Inconvenient issues -- like rape committed against men -- are also ignored, or sidestepped. Often, the victim is considered, for all political purposes, to be a woman. This is rather like a TV interview I once watched in which Stokley Carmichael divided the world into the white oppressor and the black oppressed. When asked about the huge global population of Orien- tals, he replied, 'Consider them black.' Or like another interview program, years ago, in which a Russian sociologist claimed there was no rape in Soviet Russia. When pressed on the point, the woman explained: 'no word for rape exists in the Russian language, therefore there is no rape'. I have no idea if her linguistic claim is true, but the methodology is familiar. By not naming a problem or by reclassifying it, the problem goes away.

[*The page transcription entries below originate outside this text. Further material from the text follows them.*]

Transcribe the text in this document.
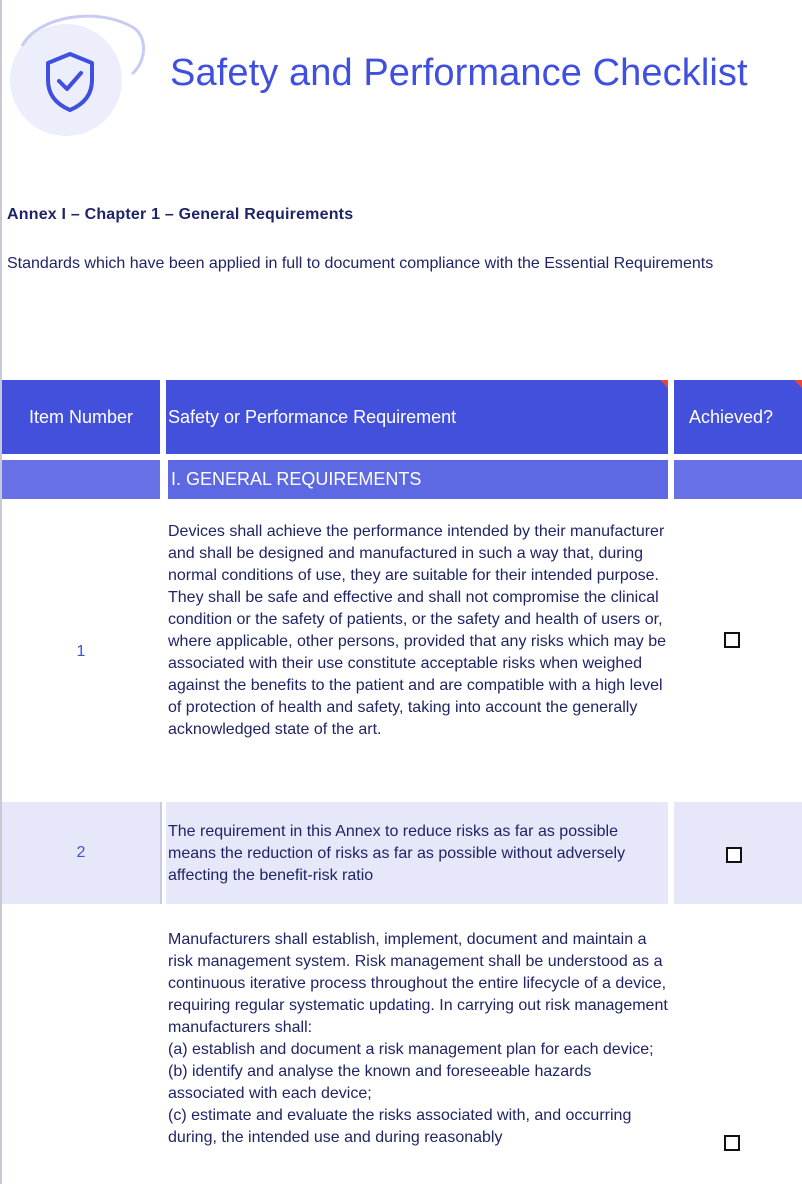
Safety and Performance Checklist
Annex I – Chapter 1 – General Requirements
Standards which have been applied in full to document compliance with the Essential Requirements
Item Number Safety or Performance Requirement	Achieved?
I. GENERAL REQUIREMENTS
1
Devices shall achieve the performance intended by their manufacturer and shall be designed and manufactured in such a way that, during normal conditions of use, they are suitable for their intended purpose. They shall be safe and effective and shall not compromise the clinical condition or the safety of patients, or the safety and health of users or, where applicable, other persons, provided that any risks which may be associated with their use constitute acceptable risks when weighed against the benefits to the patient and are compatible with a high level of protection of health and safety, taking into account the generally acknowledged state of the art.
2
The requirement in this Annex to reduce risks as far as possible means the reduction of risks as far as possible without adversely affecting the benefit-risk ratio
Manufacturers shall establish, implement, document and maintain a risk management system. Risk management shall be understood as a continuous iterative process throughout the entire lifecycle of a device, requiring regular systematic updating. In carrying out risk management manufacturers shall:
(a) establish and document a risk management plan for each device;
(b) identify and analyse the known and foreseeable hazards associated with each device;
(c) estimate and evaluate the risks associated with, and occurring during, the intended use and during reasonably
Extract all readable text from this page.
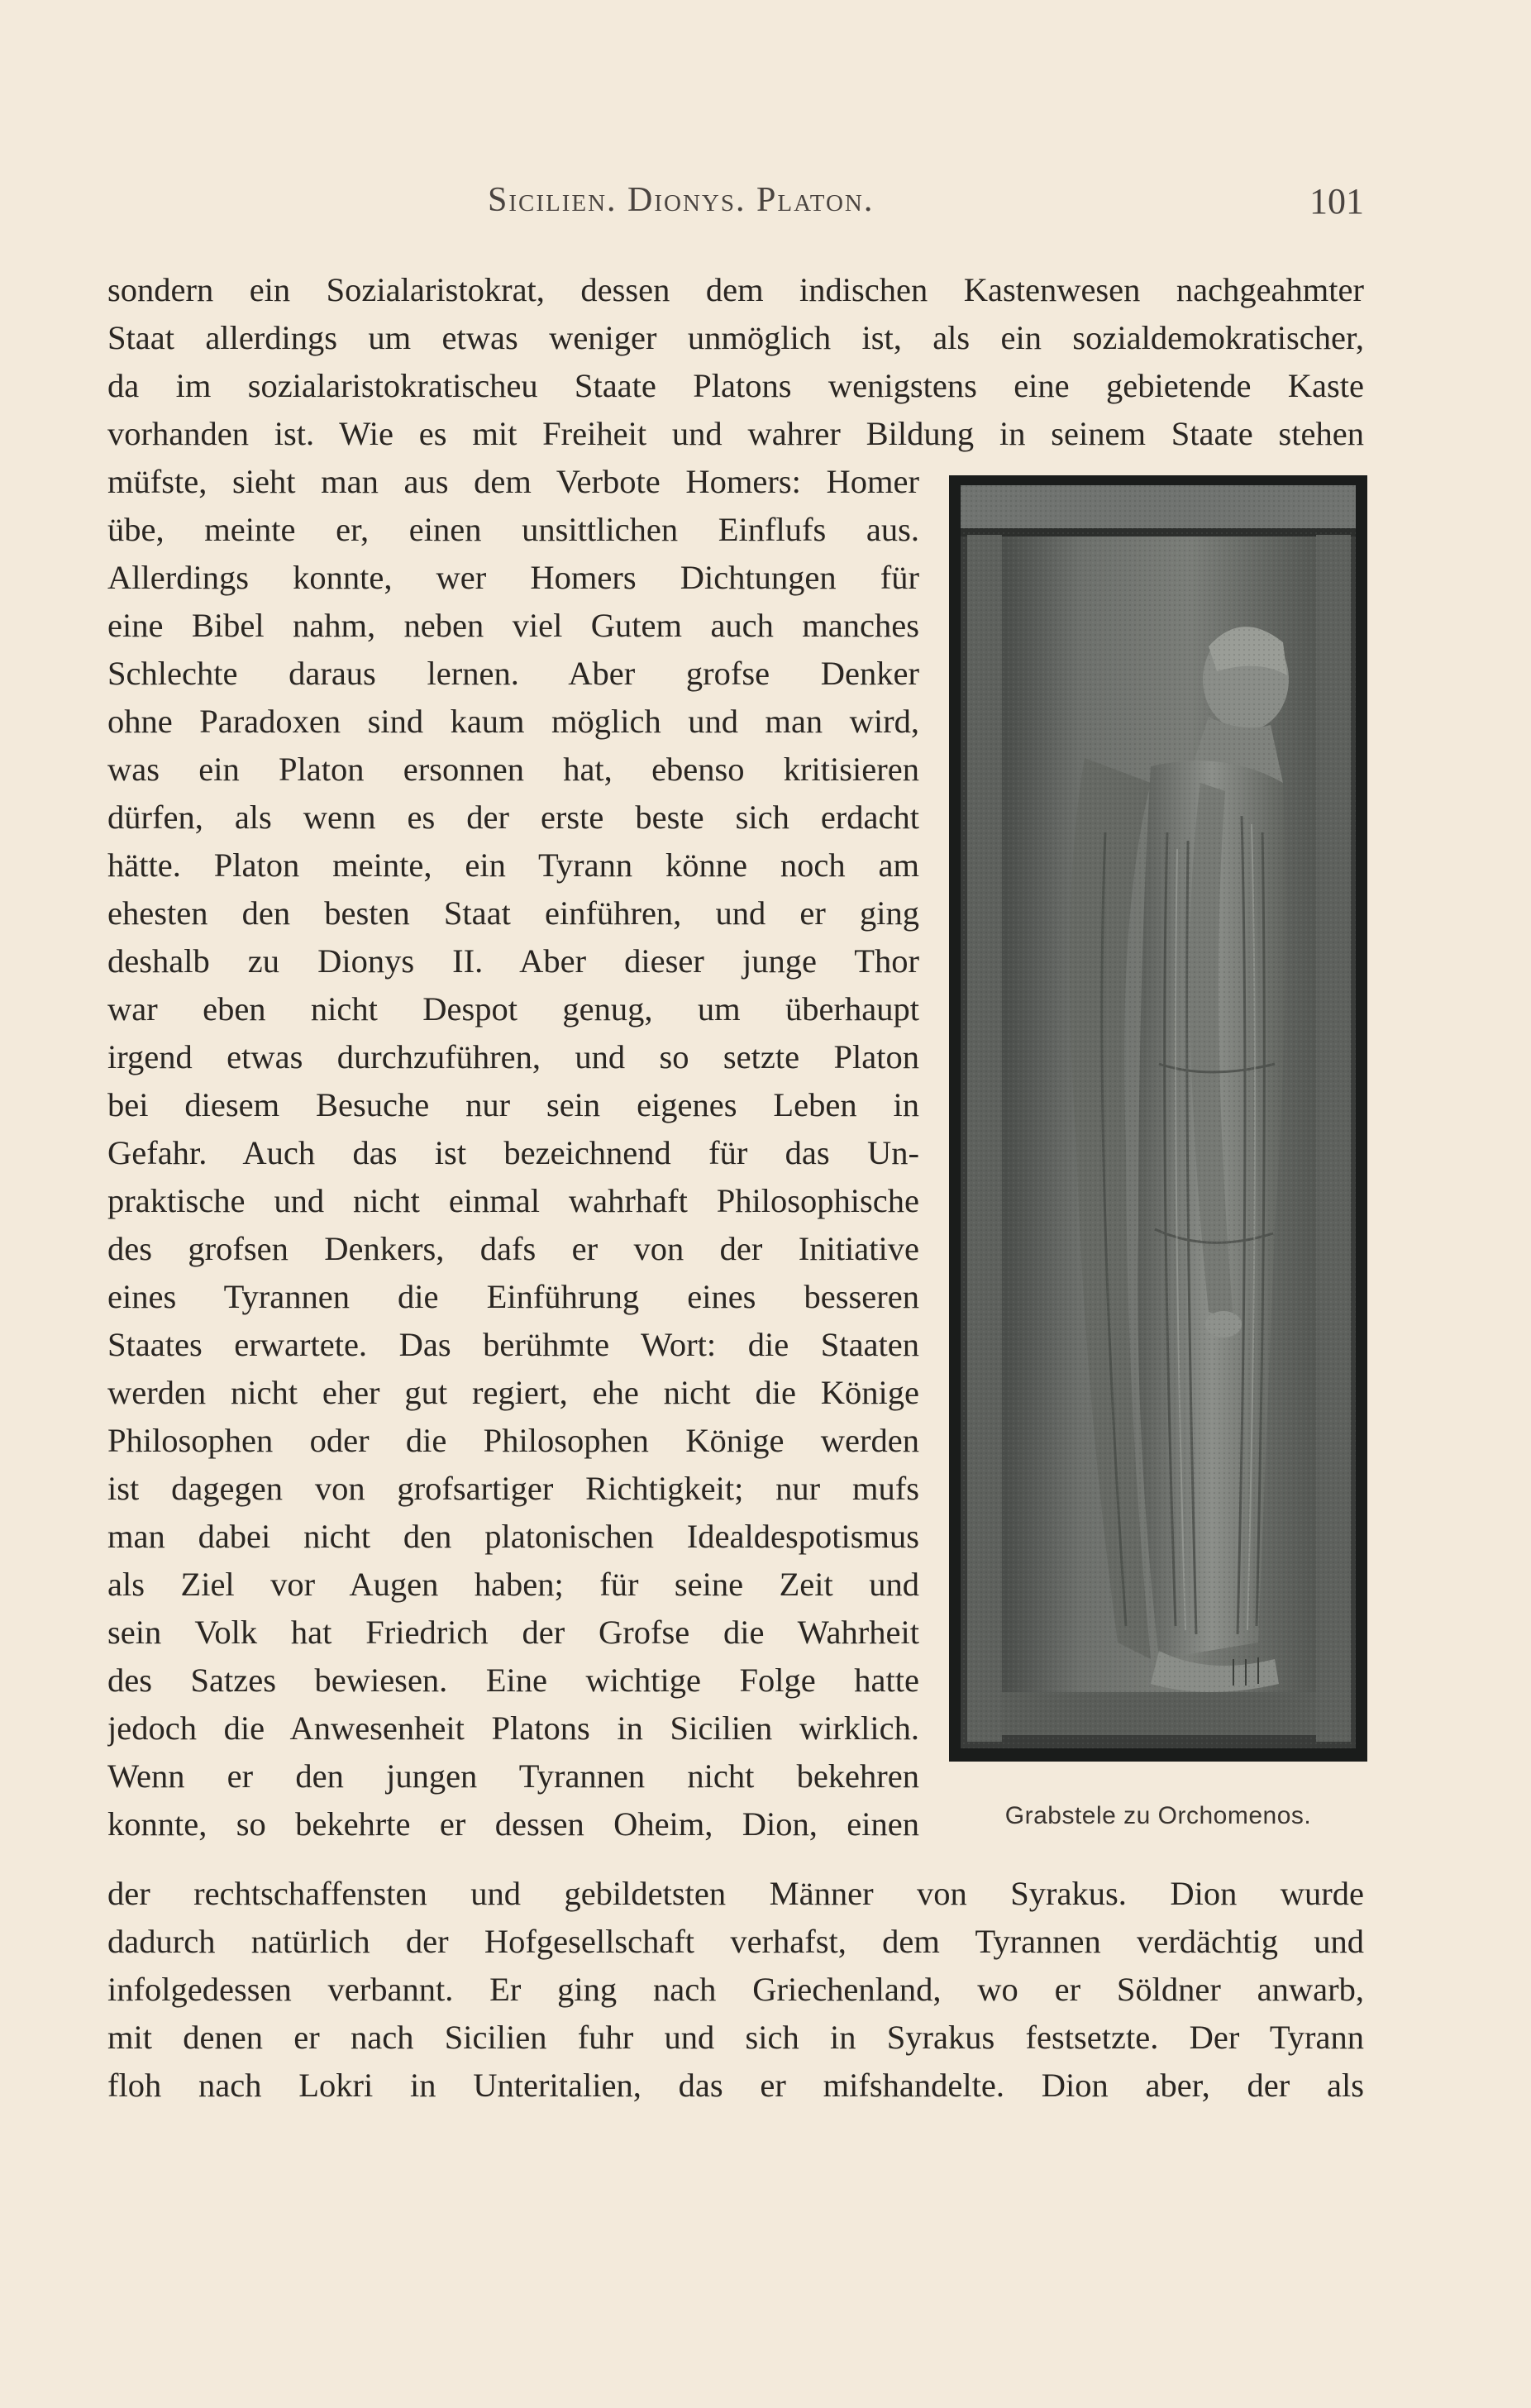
Sicilien. Dionys. Platon.	101
sondern ein Sozialaristokrat, dessen dem indischen Kastenwesen nachgeahmter
Staat allerdings um etwas weniger unmöglich ist, als ein sozialdemokratischer,
da im sozialaristokratischeu Staate Platons wenigstens eine gebietende Kaste
vorhanden ist. Wie es mit Freiheit und wahrer Bildung in seinem Staate stehen
müfste, sieht man aus dem Verbote Homers: Homer
übe, meinte er, einen unsittlichen Einflufs aus.
Allerdings konnte, wer Homers Dichtungen für
eine Bibel nahm, neben viel Gutem auch manches
Schlechte daraus lernen. Aber grofse Denker
ohne Paradoxen sind kaum möglich und man wird,
was ein Platon ersonnen hat, ebenso kritisieren
dürfen, als wenn es der erste beste sich erdacht
hätte. Platon meinte, ein Tyrann könne noch am
ehesten den besten Staat einführen, und er ging
deshalb zu Dionys II. Aber dieser junge Thor
war eben nicht Despot genug, um überhaupt
irgend etwas durchzuführen, und so setzte Platon
bei diesem Besuche nur sein eigenes Leben in
Gefahr. Auch das ist bezeichnend für das Un-
praktische und nicht einmal wahrhaft Philosophische
des grofsen Denkers, dafs er von der Initiative
eines Tyrannen die Einführung eines besseren
Staates erwartete. Das berühmte Wort: die Staaten
werden nicht eher gut regiert, ehe nicht die Könige
Philosophen oder die Philosophen Könige werden
ist dagegen von grofsartiger Richtigkeit; nur mufs
man dabei nicht den platonischen Idealdespotismus
als Ziel vor Augen haben; für seine Zeit und
sein Volk hat Friedrich der Grofse die Wahrheit
des Satzes bewiesen. Eine wichtige Folge hatte
jedoch die Anwesenheit Platons in Sicilien wirklich.
Wenn er den jungen Tyrannen nicht bekehren
konnte, so bekehrte er dessen Oheim, Dion, einen
der rechtschaffensten und gebildetsten Männer von Syrakus. Dion wurde
dadurch natürlich der Hofgesellschaft verhafst, dem Tyrannen verdächtig und
infolgedessen verbannt. Er ging nach Griechenland, wo er Söldner anwarb,
mit denen er nach Sicilien fuhr und sich in Syrakus festsetzte. Der Tyrann
floh nach Lokri in Unteritalien, das er mifshandelte. Dion aber, der als
Grabstele zu Orchomenos.
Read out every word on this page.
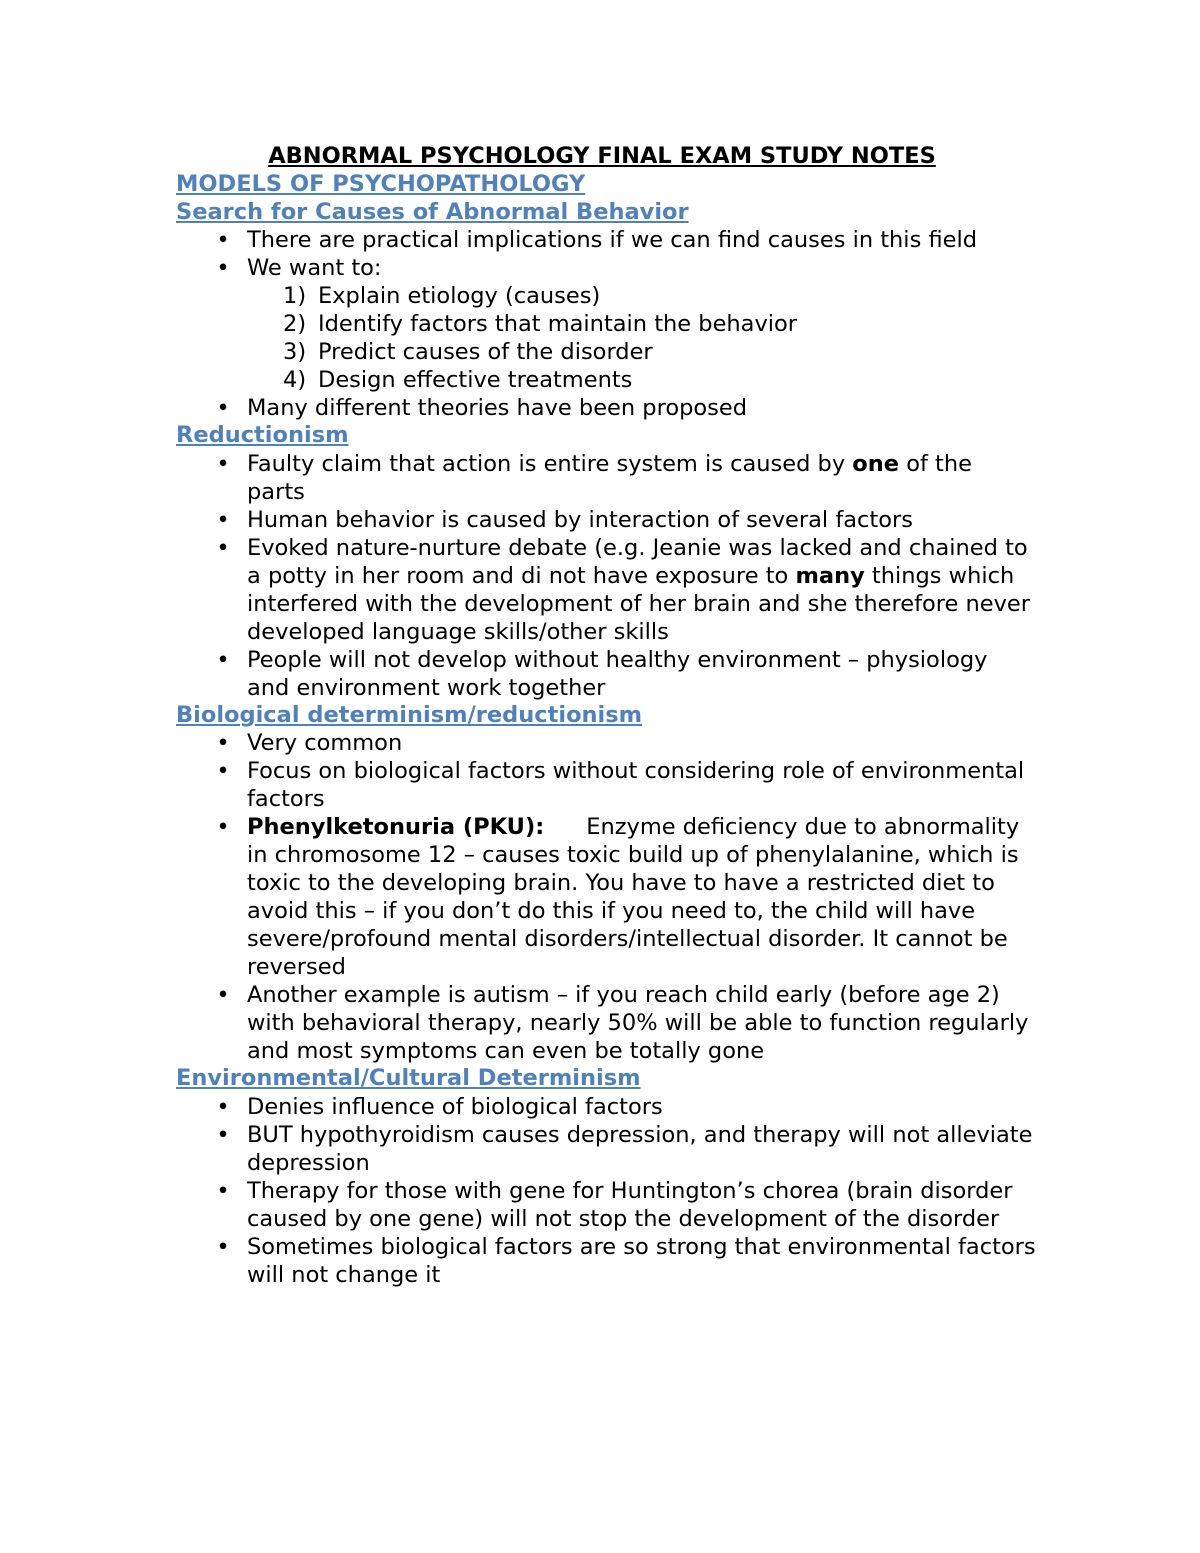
ABNORMAL PSYCHOLOGY FINAL EXAM STUDY NOTES
MODELS OF PSYCHOPATHOLOGY
Search for Causes of Abnormal Behavior
• There are practical implications if we can find causes in this field
• We want to:
1) Explain etiology (causes)
2) Identify factors that maintain the behavior
3) Predict causes of the disorder
4) Design effective treatments
• Many different theories have been proposed
Reductionism
• Faulty claim that action is entire system is caused by one of the parts
• Human behavior is caused by interaction of several factors
• Evoked nature-nurture debate (e.g. Jeanie was lacked and chained to a potty in her room and di not have exposure to many things which interfered with the development of her brain and she therefore never developed language skills/other skills
• People will not develop without healthy environment – physiology and environment work together
Biological determinism/reductionism
• Very common
• Focus on biological factors without considering role of environmental factors
• Phenylketonuria (PKU): Enzyme deficiency due to abnormality in chromosome 12 – causes toxic build up of phenylalanine, which is toxic to the developing brain. You have to have a restricted diet to avoid this – if you don’t do this if you need to, the child will have severe/profound mental disorders/intellectual disorder. It cannot be reversed
• Another example is autism – if you reach child early (before age 2) with behavioral therapy, nearly 50% will be able to function regularly and most symptoms can even be totally gone
Environmental/Cultural Determinism
• Denies influence of biological factors
• BUT hypothyroidism causes depression, and therapy will not alleviate depression
• Therapy for those with gene for Huntington’s chorea (brain disorder caused by one gene) will not stop the development of the disorder
• Sometimes biological factors are so strong that environmental factors will not change it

A similar sleight of hand seems to be at work on the issue of rape. Through a semantic shell game, the crime is being so redefined that it is becoming unrecognizable. The issue of date rape is a prime example of this.

No one can condone rape in the guise of dating. But 'date rape' -- as a concept -- is much more than a stand against drunken frat brothers assaulting female students. Date rape has an underlying ideology. In their essay, The Case of the Legitimate Victim, Kurt Weis and Sandra S. Borges present a sense of this underpinning:

"The dating system is a mutually exploitative arrangement of sex-role expectations which limit and direct behavior of both parties and determine the character of the relationship. Built into the concept of dating is the notion that the woman is an object which may be purchased." p.112 RAPE VICTIMOLOGY ed. by Leroy G. Schultz, Charles C. Thomas Springfield, Ill., 1975 In other words, dating -- in and of itself -- is a form of exploitation and rape. In their book The Female Fear, Margaret T. Gordon and Stephanie Riger virtually eliminate the possibility of consent within dating:

"The American dating system, which constitutes a primary source of heterosexual contacts, legitimizes the consensual 'purchase' of women as sexual objects and obliterates the crucial distinction between consent and nonconsent." p.60 The Free Press, N.Y., 1989

By expanding the definition of rape with such wild abandon, radical feminists have blurred all clear lines on this issue. Rape used to be forced sex -- a form of assault. Today, the focus has shifted from assault to 'abuse'. A recent survey by two Carleton University sociologists -- financed by a $236,000 government grant -- revealed that 81% of female students at Canadian universities and colleges had suffered sexual abuse. Their survey descended into a maelstrom of controversy when it became known that the researchers included taunts and insults during quarrels within their definition of abuse.

The definition of sexual violence has been expanded to include what used to be called bad manners.